Paix, amour et démocratie : tel pourrait
être aussi le vœu de la jeunesse népalaise, prise en étau entre un gouvernement
corrompu qui ne fait rien pour elle et une guérilla maoïste, qui pour obtenir
sa part de pouvoir et certains progrès sociaux, n’hésite pas à faire régner
la terreur. « Contrôles, retards, interdictions… la vie est devenue
plus compliquée, expliquePrem, un p’tit gars débrouillard de l’ethnie
Tamang. Dans l’ouest du pays, routes, ponts et lignes téléphoniques ont
été détruits. Les blocus entraînent des pénuries en eau et nourriture.

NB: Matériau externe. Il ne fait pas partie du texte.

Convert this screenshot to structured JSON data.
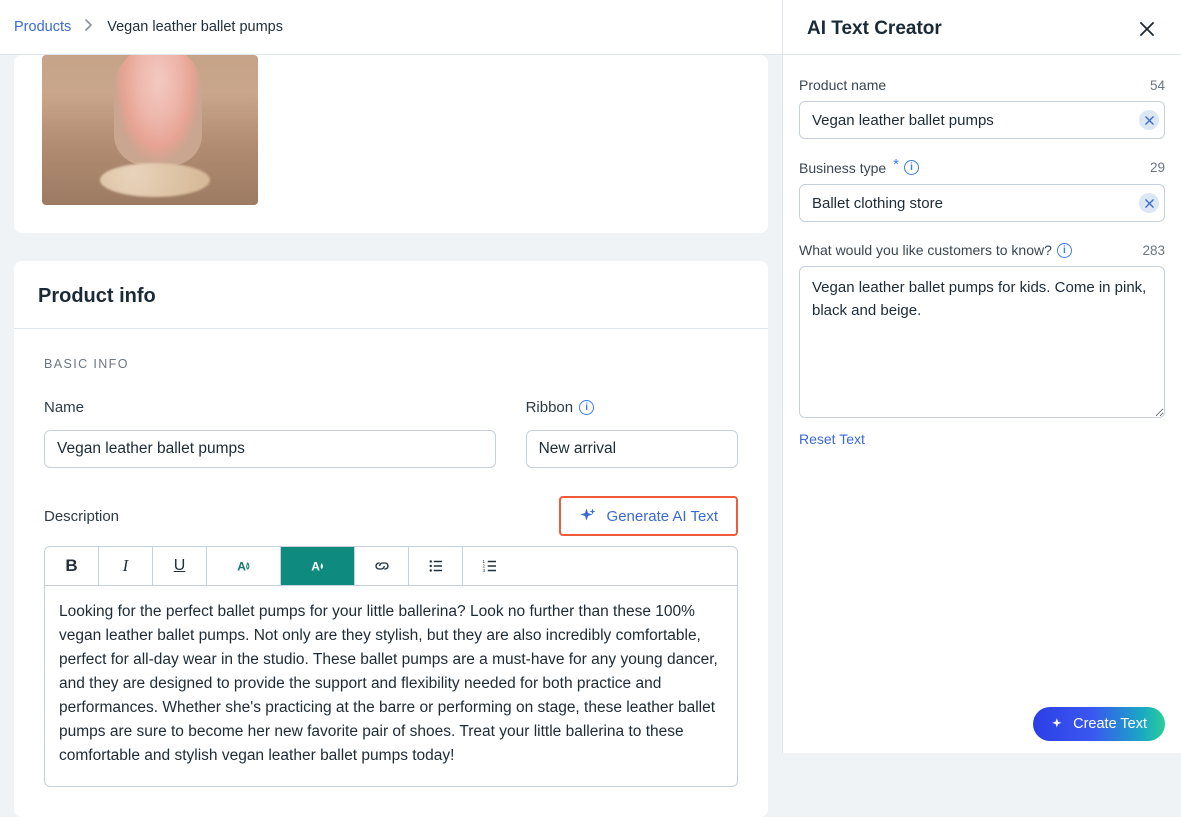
{
  "breadcrumb": {
    "root": "Products",
    "current": "Vegan leather ballet pumps"
  },
  "product_info": {
    "card_title": "Product info",
    "section_label": "BASIC INFO",
    "name_label": "Name",
    "name_value": "Vegan leather ballet pumps",
    "ribbon_label": "Ribbon",
    "ribbon_value": "New arrival",
    "description_label": "Description",
    "generate_ai_label": "Generate AI Text",
    "description_value": "Looking for the perfect ballet pumps for your little ballerina? Look no further than these 100% vegan leather ballet pumps. Not only are they stylish, but they are also incredibly comfortable, perfect for all-day wear in the studio. These ballet pumps are a must-have for any young dancer, and they are designed to provide the support and flexibility needed for both practice and performances. Whether she's practicing at the barre or performing on stage, these leather ballet pumps are sure to become her new favorite pair of shoes. Treat your little ballerina to these comfortable and stylish vegan leather ballet pumps today!"
  },
  "side_panel": {
    "title": "AI Text Creator",
    "product_name_label": "Product name",
    "product_name_count": "54",
    "product_name_value": "Vegan leather ballet pumps",
    "business_type_label": "Business type",
    "business_type_count": "29",
    "business_type_value": "Ballet clothing store",
    "know_label": "What would you like customers to know?",
    "know_count": "283",
    "know_value": "Vegan leather ballet pumps for kids. Come in pink, black and beige.",
    "reset_label": "Reset Text",
    "create_label": "Create Text"
  }
}
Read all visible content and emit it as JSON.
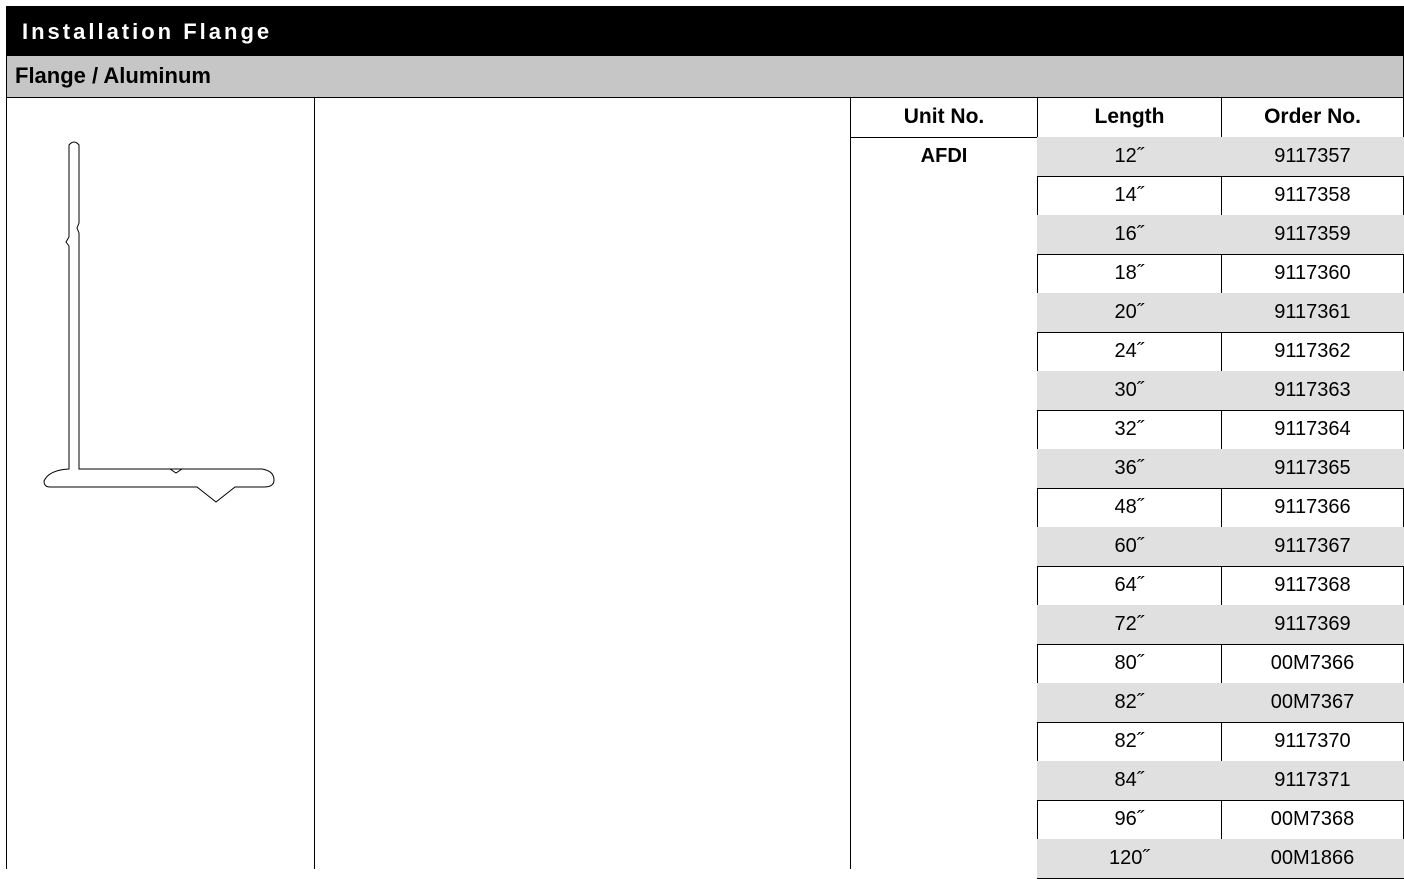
{
  "header": {
    "title": "Installation Flange",
    "subtitle": "Flange / Aluminum"
  },
  "table": {
    "columns": [
      "Unit No.",
      "Length",
      "Order No."
    ],
    "unit_no": "AFDI",
    "rows": [
      {
        "length": "12˝",
        "order_no": "9117357"
      },
      {
        "length": "14˝",
        "order_no": "9117358"
      },
      {
        "length": "16˝",
        "order_no": "9117359"
      },
      {
        "length": "18˝",
        "order_no": "9117360"
      },
      {
        "length": "20˝",
        "order_no": "9117361"
      },
      {
        "length": "24˝",
        "order_no": "9117362"
      },
      {
        "length": "30˝",
        "order_no": "9117363"
      },
      {
        "length": "32˝",
        "order_no": "9117364"
      },
      {
        "length": "36˝",
        "order_no": "9117365"
      },
      {
        "length": "48˝",
        "order_no": "9117366"
      },
      {
        "length": "60˝",
        "order_no": "9117367"
      },
      {
        "length": "64˝",
        "order_no": "9117368"
      },
      {
        "length": "72˝",
        "order_no": "9117369"
      },
      {
        "length": "80˝",
        "order_no": "00M7366"
      },
      {
        "length": "82˝",
        "order_no": "00M7367"
      },
      {
        "length": "82˝",
        "order_no": "9117370"
      },
      {
        "length": "84˝",
        "order_no": "9117371"
      },
      {
        "length": "96˝",
        "order_no": "00M7368"
      },
      {
        "length": "120˝",
        "order_no": "00M1866"
      }
    ]
  },
  "colors": {
    "title_background": "#000000",
    "subtitle_background": "#c6c6c6",
    "row_shade": "#e0e0e0"
  },
  "icons": {
    "profile": "flange-profile-drawing"
  }
}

Dans ma campagne, les rebelles aident certaines familles très pauvres, mais
font pression sur les garçons pour qu’ils les rejoignent. Du coup, beaucoup
fuient vers l’Inde, pour éviter d’être enrôlés de force. » Lui est
parvenu à s’en sortir. Marié à 15 ans, il doit sa chance à un couple
d’Australiens. « Ils m’ont appris l’anglais et mis dans le droit chemin. »
Aujourd’hui, Prem vit de petits boulots dans la banlieue de Katmandou. Sa
femme, elle, est restée au village. « Elle s’occupe des champs. Pendant
la mousson, je vais l’aider. S’il pleut, tant pis, on met le poncho et on
y va. Il en faut plus pour nous faire baisser les bras ! »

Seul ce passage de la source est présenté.